Kedua insan yang terkurung dalam telaga itu lupa diri. Mereka seperti kehilangan kesadaran. Layaknya dua orang manusia yang sedang dilanda asmara, Raden Kuning dan Putri Cala berpeluk manja seperti tak ingin berpisah lagi. Hubungan keduanya tidak wajar karena didorong oleh hasrat yang muncul setelah makan jamur yang tumbuh di sela-sela dinding gua.

“Ah, apa yang kita lakukan. Ini tidak boleh, kita terkena racun Putri.” Raden Kuning tersadar. Beruntung nalarnya yang kuat segera dapat mendeteksi jika perbuatan mereka itu tidak wajar. Raden Kuning kemudian mundur dua langkah dan melolos Kyai Layon dari balik bajunya. Segera ia menempelkan tubuh keris ke hidungnya. Dihirupnya dalam-dalam penangkal segala racun dan bisa itu. Dengan cepat pengaruh jamur beracun hilang.

Ia kemudian menghampiri Putri Cala yang masih bersikap manja. Diulanginya cara yang sama. Ditempelkannya Kyai Layon di indera penciuman gadis bersisik itu. Mulanya anak semata wayang Mentrabang itu menghindar, tetapi dengan kemampuannya.

Ajaib, dari pori-porinya mengepul asap berwarna jingga. Baunya anyir dan menyengat. Raden Kuning menahan nafas agar tidak mencium baunya. Kyai Layon seperti menempel pada hidung dan mulut Putri Cala, sedangkan gadis cantik yang mengidap penyakit aneh itu seperti cacing kepanasan. Tubuhnya mengelepar dan berusaha melepaskan diri dari Kyai Layon.

Tenaga hentakan dari Putri Cala sangat kuat. Raden Kuning terpaksa mengerahkan tenaga semesta untuk menandingi kekuatan tenaga Putri Cala. Makin lama makin kuat tenaga yang dikerahkan gadis itu. Raden Kuning terpaksa mengerahkan seluruh kemampuannya agar gadis itu bisa ditundukkan.

“Engkau tenanglah, Putri. Biarkan keris pusaka ini mengobati penyakitmu. Jika saja aku tahu sedari tadi bahwa penyakitmu bisa disembuhkan oleh keris ini, tentu aku tak akan sampai menculikmu. Dan kita tak akan tersesat di telaga ini.” Raden Kuning membujuk gadis bersisik itu agar tenang.

“Arg, argh….. ssssssstttt.” Suaranya aneh. Terkadang seperti binatang buas, terkadang berubah seperti ular.

Kyai Layon terus menguras racun yang ada di dalam tubuh putri Mentrabang itu. Adu tenaga antara Raden Kuning dan Putri Cala membuat Kyai Layon berubah warna. Terkadang ia berubah kemerahan dan terkadang berubah putih. Asap berwarna jingga terus mengepul. Satu persatu sisik di bagian wajahnya rontok. Seiring dengan kepulan asap, sisik yang sebelumnya ada di seluruh tubuh Putri Cala berjatuhan. Suaranya yang nyaring terdengar memantul di gua yang berisi telaga itu.

“Cring, cring.” Sisik dari tubuh Putri Cala jatuh dan saling bergesekan di pinggir telaga. Raden Kuning yang melirik ke arah jatuhnya sisik, terkejut karena mendapati bahwa sisik di tubuh Putri Cala telah berubah menjadi kepengan yang mirip sekali dengan emas. Warnanya berkilauan menerangi telaga.

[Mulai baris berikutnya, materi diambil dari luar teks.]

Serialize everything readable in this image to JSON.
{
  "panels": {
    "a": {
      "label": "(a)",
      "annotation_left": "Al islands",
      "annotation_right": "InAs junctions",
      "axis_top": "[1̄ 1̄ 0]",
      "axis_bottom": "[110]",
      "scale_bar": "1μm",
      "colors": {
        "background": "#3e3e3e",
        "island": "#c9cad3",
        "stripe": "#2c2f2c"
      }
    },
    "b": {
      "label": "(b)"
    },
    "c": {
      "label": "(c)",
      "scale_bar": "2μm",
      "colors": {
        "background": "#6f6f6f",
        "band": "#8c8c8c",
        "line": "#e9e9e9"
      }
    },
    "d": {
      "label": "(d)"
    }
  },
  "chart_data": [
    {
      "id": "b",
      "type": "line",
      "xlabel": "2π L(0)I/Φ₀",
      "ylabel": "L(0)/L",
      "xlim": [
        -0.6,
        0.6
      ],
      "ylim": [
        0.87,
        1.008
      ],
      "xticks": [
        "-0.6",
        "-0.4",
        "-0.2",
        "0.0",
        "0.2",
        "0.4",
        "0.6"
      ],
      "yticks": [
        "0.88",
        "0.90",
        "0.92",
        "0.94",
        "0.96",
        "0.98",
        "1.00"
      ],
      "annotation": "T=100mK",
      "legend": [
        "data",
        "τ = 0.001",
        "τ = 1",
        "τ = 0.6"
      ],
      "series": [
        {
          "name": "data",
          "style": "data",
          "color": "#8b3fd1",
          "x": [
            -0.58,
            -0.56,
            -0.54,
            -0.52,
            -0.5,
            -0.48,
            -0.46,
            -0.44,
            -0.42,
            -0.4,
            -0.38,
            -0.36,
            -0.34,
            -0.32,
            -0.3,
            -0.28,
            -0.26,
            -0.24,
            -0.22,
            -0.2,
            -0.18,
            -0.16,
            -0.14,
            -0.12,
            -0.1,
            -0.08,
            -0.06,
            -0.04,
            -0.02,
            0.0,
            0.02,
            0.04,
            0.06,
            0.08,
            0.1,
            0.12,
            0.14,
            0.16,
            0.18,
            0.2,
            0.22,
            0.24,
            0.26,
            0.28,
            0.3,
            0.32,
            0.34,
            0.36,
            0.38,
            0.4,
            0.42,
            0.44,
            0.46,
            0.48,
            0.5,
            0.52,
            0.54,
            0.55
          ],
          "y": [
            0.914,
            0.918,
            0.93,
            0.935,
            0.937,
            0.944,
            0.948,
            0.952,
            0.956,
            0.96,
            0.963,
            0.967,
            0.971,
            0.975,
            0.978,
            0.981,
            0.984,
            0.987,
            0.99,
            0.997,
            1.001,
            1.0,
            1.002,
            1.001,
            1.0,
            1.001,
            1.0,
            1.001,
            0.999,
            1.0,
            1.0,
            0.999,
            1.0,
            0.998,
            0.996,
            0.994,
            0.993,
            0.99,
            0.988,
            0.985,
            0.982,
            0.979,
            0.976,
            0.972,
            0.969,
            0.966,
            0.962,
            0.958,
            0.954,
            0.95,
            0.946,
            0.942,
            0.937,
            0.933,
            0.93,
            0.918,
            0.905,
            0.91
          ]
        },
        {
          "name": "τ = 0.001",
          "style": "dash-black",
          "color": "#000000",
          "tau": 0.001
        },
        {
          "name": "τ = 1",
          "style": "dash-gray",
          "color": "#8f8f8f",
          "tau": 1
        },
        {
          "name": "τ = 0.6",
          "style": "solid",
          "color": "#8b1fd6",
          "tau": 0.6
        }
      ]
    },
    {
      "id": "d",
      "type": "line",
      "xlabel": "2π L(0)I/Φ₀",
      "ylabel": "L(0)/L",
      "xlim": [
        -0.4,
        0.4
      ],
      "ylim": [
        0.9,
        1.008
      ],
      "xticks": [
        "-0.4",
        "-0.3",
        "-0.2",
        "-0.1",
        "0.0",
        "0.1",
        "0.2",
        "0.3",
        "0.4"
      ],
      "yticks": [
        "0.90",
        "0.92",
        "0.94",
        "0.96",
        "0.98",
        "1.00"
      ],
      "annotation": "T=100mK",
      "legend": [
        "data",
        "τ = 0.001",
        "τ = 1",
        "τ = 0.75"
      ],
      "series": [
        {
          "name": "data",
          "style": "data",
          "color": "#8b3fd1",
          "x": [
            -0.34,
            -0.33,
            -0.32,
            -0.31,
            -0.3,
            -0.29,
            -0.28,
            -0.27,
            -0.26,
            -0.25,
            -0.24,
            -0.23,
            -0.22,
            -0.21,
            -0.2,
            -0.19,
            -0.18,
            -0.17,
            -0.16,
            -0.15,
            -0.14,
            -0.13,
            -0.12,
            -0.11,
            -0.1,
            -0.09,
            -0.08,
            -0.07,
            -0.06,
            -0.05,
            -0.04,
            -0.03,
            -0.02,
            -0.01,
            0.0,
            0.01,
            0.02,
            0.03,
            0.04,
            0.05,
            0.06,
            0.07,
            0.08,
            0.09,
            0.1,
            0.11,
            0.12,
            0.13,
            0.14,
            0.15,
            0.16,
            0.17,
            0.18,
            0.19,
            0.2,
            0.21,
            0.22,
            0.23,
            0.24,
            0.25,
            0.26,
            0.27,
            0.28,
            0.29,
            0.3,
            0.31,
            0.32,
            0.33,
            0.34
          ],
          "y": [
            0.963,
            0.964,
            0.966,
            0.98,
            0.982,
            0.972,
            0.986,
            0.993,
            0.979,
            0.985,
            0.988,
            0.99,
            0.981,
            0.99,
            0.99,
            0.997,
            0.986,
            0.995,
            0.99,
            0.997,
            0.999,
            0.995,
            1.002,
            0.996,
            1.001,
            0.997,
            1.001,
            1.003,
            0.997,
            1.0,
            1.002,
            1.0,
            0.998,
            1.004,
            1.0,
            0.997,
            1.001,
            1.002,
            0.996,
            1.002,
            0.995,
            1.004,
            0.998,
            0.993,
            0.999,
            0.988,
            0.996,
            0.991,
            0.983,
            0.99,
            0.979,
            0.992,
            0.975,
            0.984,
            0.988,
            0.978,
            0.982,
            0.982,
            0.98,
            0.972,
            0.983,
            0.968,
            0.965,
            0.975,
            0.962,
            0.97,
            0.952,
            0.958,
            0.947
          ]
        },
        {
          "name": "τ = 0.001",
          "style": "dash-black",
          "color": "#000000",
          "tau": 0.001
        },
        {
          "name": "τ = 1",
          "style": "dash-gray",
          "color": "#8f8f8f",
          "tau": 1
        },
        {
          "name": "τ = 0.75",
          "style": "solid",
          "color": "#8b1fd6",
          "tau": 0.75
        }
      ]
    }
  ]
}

Asap berwarna jingga yang sebelumnya keluar dari seluruh pori-pori tubuhnya, perlahan mulai mengecil. Raden Kuning terus mengerahkan seluruh tenaga semesta untuk mempercepat proses penyembuhan Putri Cala. Setelah asap jingga hilang, dari ubun-ubun kepala gadis itu keluar asap berwarna kuning emas. Bedanya asap itu membentuk mahkota yang dalam pandangan Raden Kuning seperti mahkota para putri raja.

Keanehan lainnya terjadi. Di pinggir telaga itu tetiba tubuh Putri Cala yang mengenakan mahkota asap terbelah menjadi banyak. Senyumnya merekah sangat bersahabat. Raden Kuning mahfum bahwa yang baru dilihatnya ini adalah halusinasi. Ia lalu menutup matanya.

“Ah engkau lagi-lagi membuatku harus mengerahkan seluruh kepandaianku, Putri. Memecah tubuh menjadi banyak hanya bisa dilakukan oleh orang yang sudah sangat matang pikirannya. Bagaimana mungkin engkau yang masih sangat belia ini mampu melakukan itu?”

“Tak perlu engkau menyembuhkan Putri Cala, hei pemuda linglung, Jika engkau mau mengurungkan niatmu mengobati Putri Mentrabang ini, maka aku akan membantumu mengobati penyakit lupa yang telah lama kau derita.” Putri Cala bermahkota asap bicara dengan kekuatan batin.

Raden Kuning tentu saja tidak terpengaruh dengan bujuk rayu Putri Cala. Dalam pandangan mata batinnya, yang baru saja mengajaknya bicara itu adalah makhluk asral yang tidak perlu dituruti kemauannya. Sepintas Raden Kuning seperti terkenang dengan orang yang memiliki kemampuan memecah raganya menjadi banyak. Ingatan itu sepertinya sangat dekat dengan pikirannya. Tetapi ia lupa siapa orang itu dan dimana ia berada.

“Kasihan gadis ini. Ia juga layak  untuk memiliki kehidupan normal. Mengapa kalian bangsa jin sampai tega hati menyakiti manusia. Relakanlah ia. Lepaskanlah agar ia bisa menjadi manusia normal kembali.”

“Tak bisa semudah itu. Ayahnya Mentrabang telah berjanji kepadaku untuk menyerahkan Putrinya hanya demi meningkatkan ilmunya. Ia berjanji, sebagai tukarannya adalah anak gadisnya ini. Aku hanya datang menagih janji. Jika janji tidak ditunaikan, maka putrinya akan menjadi sanderaku seumur hidupnya.” Makhluk gaib yang bersemayam di dalam tubuh Putri Cala ternyata pernah mengikat janji dengan Mentrabang. Ya, memang selama ini perompak sadis itu menggunakan segala cara agar  menjadi yang tak terkalahkan. Termasuk diantaranya bersekutu dengan makhluk gaib.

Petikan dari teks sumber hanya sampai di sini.